The picture above shows the pub across from where we are moored. It also shows a picture of one of the boaters we met here and have been playing tourist with.
Pete is a retired professor at UC Davis whose interest, passion is environmental science. His wife Lesley, also of the scientific bent, has written science picture books for young children. I hope to get some for John.
One of the real joys of this trip is to meet new friends, exchange new conversations and enjoy a pint or two together.
Below is the Guildhall with it's arch acting as a gateway into Lincoln. Lincoln was traditionally known for its weavers. It was especially well known for its red and green cloth (think Robin Hood and his green clothing).
The city of Lincoln abounds with fantastic examples of 14th and 15th century buildings and Tudor half timbered buildings. Some of the oldest buildings still in use can be found here. They alone are worth a visit.
The castle, perched on a STEEP hill (we walked it), was built by the forces of William the Conqueror in 1068. It stand opposite the cathedral, also built under order of William. To create the space for the castle, William had the 166 houses on the site torn down. Currently, the interior of the castle is undergoing restoration and can not be visited. Only the 6 acres of grounds are open to the public.
The old part of the city was grouped around the Cathedral and castle. Aptly named in medieval times Steep Hill, the very steep and cobbled streets leading you through the old part of the city have been unchanged for centuries, making them a challenge for both walkers and drivers.

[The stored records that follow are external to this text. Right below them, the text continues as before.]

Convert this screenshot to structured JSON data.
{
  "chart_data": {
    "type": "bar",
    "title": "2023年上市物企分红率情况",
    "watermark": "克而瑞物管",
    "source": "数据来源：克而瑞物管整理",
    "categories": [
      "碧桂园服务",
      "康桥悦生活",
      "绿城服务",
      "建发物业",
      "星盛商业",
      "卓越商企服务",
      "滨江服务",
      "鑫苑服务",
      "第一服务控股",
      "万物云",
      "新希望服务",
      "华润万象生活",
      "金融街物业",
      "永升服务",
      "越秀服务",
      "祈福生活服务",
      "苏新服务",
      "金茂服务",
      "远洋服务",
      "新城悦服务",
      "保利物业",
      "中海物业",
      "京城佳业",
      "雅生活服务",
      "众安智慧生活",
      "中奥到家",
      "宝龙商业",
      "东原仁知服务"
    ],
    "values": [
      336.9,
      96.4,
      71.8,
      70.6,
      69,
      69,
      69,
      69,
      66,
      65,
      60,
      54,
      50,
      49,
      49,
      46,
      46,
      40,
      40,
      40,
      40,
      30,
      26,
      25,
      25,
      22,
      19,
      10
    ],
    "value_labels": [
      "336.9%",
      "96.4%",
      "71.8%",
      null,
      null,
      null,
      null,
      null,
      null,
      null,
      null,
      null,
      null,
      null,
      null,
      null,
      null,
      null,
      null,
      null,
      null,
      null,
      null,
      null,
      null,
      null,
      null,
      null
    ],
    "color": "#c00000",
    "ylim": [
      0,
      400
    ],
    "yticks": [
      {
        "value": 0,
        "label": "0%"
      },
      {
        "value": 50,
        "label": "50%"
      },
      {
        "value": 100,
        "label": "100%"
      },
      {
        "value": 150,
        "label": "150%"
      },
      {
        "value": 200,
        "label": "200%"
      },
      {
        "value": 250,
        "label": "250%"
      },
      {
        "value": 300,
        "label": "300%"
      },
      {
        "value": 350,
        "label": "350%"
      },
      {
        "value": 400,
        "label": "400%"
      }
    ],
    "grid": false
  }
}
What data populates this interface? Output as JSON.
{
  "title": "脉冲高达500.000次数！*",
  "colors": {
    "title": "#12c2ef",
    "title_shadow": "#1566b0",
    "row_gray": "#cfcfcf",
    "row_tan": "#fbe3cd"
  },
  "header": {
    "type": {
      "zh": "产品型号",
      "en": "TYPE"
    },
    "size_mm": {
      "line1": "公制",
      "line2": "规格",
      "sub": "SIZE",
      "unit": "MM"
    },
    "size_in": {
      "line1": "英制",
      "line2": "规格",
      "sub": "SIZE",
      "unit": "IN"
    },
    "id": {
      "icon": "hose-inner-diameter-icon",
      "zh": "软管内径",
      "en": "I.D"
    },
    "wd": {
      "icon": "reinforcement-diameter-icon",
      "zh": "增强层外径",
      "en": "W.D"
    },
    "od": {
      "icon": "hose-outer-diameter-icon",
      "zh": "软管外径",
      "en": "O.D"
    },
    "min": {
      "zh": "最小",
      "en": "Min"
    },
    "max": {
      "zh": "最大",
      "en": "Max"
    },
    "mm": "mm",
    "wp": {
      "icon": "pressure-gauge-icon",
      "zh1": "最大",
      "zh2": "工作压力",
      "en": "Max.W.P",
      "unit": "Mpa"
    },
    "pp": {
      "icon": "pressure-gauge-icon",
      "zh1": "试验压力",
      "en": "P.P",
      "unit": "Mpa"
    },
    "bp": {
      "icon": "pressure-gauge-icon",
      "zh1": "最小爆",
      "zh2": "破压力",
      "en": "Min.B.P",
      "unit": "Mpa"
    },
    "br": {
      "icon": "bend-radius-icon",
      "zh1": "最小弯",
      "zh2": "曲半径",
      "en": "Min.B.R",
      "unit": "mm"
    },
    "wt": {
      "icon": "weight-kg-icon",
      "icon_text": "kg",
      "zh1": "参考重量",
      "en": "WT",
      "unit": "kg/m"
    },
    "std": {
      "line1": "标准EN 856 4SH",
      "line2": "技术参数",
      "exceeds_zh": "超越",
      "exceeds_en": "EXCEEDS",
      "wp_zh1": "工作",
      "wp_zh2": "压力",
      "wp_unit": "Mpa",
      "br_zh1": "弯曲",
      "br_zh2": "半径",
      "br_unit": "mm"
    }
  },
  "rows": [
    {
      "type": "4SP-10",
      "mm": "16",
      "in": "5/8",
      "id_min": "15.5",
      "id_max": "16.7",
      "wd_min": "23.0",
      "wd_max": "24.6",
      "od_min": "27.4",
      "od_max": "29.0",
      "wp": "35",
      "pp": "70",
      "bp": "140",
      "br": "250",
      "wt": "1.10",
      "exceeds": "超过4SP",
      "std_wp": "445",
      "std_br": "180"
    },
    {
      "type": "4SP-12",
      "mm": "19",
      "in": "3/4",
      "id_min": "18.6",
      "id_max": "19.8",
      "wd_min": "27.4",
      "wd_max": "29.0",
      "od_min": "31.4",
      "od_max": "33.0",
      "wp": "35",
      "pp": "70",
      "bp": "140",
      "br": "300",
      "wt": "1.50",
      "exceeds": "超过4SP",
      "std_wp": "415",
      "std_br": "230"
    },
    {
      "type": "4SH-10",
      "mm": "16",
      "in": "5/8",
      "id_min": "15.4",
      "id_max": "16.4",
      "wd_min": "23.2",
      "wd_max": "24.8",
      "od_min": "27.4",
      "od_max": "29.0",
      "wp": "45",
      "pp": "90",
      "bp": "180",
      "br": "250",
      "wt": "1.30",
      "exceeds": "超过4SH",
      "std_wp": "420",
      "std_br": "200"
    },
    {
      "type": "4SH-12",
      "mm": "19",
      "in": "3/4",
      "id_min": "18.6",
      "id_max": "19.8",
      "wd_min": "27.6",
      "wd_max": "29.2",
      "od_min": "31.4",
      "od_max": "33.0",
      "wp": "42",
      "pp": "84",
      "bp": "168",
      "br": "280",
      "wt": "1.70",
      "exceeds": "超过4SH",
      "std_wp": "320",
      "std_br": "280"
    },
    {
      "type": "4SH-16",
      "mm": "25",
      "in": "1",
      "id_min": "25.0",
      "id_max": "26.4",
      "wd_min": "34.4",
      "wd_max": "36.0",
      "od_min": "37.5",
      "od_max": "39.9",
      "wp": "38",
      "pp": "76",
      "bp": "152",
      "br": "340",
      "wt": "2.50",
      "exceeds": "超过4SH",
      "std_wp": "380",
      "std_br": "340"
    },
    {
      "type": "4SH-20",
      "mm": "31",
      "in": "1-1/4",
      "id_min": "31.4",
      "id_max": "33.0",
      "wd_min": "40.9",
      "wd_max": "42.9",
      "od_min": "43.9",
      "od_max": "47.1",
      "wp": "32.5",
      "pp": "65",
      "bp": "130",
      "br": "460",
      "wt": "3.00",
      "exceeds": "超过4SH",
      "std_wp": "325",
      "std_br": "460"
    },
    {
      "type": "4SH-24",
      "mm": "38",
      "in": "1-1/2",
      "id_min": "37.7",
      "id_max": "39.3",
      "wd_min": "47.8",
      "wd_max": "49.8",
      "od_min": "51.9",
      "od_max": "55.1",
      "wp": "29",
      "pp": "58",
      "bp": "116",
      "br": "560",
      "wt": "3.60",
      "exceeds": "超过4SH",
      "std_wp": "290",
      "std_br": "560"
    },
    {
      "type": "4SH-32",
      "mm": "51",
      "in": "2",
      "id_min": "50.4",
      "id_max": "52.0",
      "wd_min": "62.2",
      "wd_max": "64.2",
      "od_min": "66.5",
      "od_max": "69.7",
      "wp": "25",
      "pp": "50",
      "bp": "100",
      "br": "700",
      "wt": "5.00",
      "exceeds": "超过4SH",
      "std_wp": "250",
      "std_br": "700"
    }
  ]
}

The Cathedral, third largest in Britain, was began in 1074 under the orders of William the Conqueror. A later fire and earthquake extensively damaged the Cathedral and only the front wall of the old Norman Cathedral remains. The Cathedral was rebuilt in 1192 and it was then that the triple towers came into being. The center tower collapsed in 1237, due to design and construction flaws, and had to be replaced. The replacement was completed in 1311 and that tower and spire marked the highest spot of the Cathedral, about 525 feet high, and the highest man made structure in the world for almost 238 years. In 1548 the center spire was blown down in a storm and was removed. It was not replaced. In 1807 the spires of the two smaller towers were also removed.
Question: What makes a Cathedral a Cathedral?
Answer: It is home to the Bishop's throne. A church that houses the Bishop's throne, or cathedra, is called, logically enough, a Cathedral.
Now you know.
The Cathedral houses a portion of an original medieval library, constructed in 1422, as well as a more modern library built in 1676 by Sir Christopher Wren of St. Paul's Cathedral fame. Both are awe inspiring in their own ways and open to the public to view. The ancient books and manuscripts can also be used for scholarly research by making arrangements with the Cathedral librarian.
The Cathedral (or the castle, depending on whom you talk to) houses one of the remaining 4 copies of the original Magda Carta. Unfortunately, it is currently on loan so we were unable to view it.
These magnificent buildings are part of the cathedral close.
Back down Steep Hill. Down is MUCH easier than up on a warm summer day. :-)
Bonus Picture and Fact: Below is a picture of The White Hart Inn, originally a 14th century coach inn, where Tom Hanks stayed while filming part of The DaVinci Code in Lincoln Cathedral. The Cathedral was used as a stand in for Westminster Abbey.